I nodded, inhaled, and coughed twice, my eyes smoking red. By now the sixth and seventh graders were watching, because they’d never seen Pete go out of his way to do anything to a smaller kid but take his money and knock him into the street. But Pete just stood there, watching me hack away on my first cigarette, eyes watering, nose burning.
“Smooth,” he said.
I nodded, unable to speak, and had the sense that the crowd was moving in on us, surrounding us. Even Tanya Bentitz and Eric Mullay looked up. Usually they were entwined, bobbing for tonsils during the entire wait for the bus, rolling around in the furthest reaches of the tree, beyond our imaginations. I remember wishing (or perhaps I have constructed it now; you need only run your own elementary school memories to test the accuracy of mine) that I could step away too, that I could go back to being part of the circle instead of the meat inside it.
“What’s your name?” Pete asked.
“Clark,” I said.
“Been smoking long, Clark?” Pete asked.
“Couple years,” I said. Which means I would have started at nine.
I once imagined tracking Pete Decker down. I thought about starting a smoking clinic in which Pete got smokers to quit by giving the same treatment he gave me that day. Quickly, without dwelling on my pain, because it’s not my pain that matters, here’s what happened:
Pete stepped up toward my face, his eyes slits. He formed his index finger and thumb into an OK sign, lifted them to my face, and performed a perfect example of what we used to call
flick-the-cherry,
knocking the burning ember from the end of the cigarette so that it was no longer lit. Before I knew it Pete had me in a headlock, had pulled me to the ground, yanked my arm up into my back, let go of the headlock, and with his other hand grabbed a handful of my hair. He beat my face into the gravel at the spot where the road blended into Will the Hippie’s yard. I remember the sound of my nose hitting the ground. I remember opening my bleary eyes and seeing the tiny pieces of blood-spattered rock scatter before my face. And I remember that Pete dragged me—eyes clouded, nose clogged with blood—a few feet to where the burning cherry sat smoldering in the grass.
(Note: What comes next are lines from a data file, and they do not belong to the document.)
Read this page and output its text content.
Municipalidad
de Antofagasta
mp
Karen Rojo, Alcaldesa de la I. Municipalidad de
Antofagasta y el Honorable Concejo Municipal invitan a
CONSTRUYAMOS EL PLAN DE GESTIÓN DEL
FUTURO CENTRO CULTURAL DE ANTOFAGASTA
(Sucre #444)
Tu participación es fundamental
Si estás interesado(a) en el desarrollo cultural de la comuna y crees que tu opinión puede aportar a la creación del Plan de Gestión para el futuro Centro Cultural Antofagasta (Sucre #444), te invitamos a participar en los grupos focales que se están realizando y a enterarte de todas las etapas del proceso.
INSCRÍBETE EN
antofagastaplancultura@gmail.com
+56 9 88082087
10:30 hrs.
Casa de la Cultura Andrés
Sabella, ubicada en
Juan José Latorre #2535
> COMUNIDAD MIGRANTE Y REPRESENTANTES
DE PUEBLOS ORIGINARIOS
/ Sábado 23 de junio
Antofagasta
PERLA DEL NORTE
“Eat it,” he said. I did, reached out with my tongue and enveloped the burning ash, pulled it into my mouth and swallowed.
“Cool,” Pete said, and he let go of me. Of course it’s easy to criticize Pete Decker’s behavior at the bus stop that day. Easy to imagine him a bully or a criminal and assume that he has made nothing but trouble of his life since. But as someone who has done wrong, I have to tell you: I never smoked another cigarette after that day. Which just proves my point. There are a hundred ways to save someone’s life. And, I suppose, just as many ways to take one.
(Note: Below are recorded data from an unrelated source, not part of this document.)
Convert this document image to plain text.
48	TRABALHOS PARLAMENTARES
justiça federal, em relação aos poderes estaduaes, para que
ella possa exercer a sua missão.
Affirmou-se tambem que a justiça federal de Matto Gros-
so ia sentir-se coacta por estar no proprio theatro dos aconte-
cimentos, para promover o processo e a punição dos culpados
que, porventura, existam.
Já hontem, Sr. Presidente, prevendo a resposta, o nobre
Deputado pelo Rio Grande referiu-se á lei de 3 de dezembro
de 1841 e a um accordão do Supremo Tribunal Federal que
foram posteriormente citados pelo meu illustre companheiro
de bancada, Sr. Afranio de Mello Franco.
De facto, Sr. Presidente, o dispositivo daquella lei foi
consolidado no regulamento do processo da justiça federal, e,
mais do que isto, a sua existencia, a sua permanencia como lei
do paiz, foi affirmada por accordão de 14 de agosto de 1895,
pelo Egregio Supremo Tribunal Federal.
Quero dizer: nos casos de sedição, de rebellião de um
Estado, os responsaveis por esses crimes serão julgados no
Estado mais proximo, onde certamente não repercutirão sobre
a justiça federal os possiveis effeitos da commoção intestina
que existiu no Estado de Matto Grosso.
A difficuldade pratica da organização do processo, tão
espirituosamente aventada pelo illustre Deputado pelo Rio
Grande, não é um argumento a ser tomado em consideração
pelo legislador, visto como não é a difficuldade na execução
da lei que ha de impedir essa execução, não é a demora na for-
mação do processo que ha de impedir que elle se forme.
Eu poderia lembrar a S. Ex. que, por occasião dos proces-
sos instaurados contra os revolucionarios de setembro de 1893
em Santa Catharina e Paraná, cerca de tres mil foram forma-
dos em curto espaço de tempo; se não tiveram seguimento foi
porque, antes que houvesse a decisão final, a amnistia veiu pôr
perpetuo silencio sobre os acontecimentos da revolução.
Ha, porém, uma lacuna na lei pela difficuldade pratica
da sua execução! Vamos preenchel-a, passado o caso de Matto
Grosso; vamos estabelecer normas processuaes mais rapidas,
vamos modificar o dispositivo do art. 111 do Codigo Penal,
But Pete Decker’s impromptu smoking intervention is not the story I set out to tell and, in a way, it is simply prologue to the real story, which began that day as well. As I crawled, whimpered, and bled out of the long arms of the willow tree, the crowd turned away from me, rather than earn a beating for sympathizing. From the ground, I watched as even my brother Ben turned away, hiding the family resemblance. Every pair of shoes faced away from me except one, a pair of smudged black shoes with metal braces hooked to the soles and connected to straps at the calves. And when I looked
up at the bent legs and scoliatic back, at the pinched, dandruffed shoulders that owned those shoes, I saw the only person in the crowd who measured me with anything but disdain. There, standing at my bus stop, a line of snot on his upper lip, grease in his hair, a look of sheer empathy and…fucking beatitude on his miserable face, was Eli Boyle.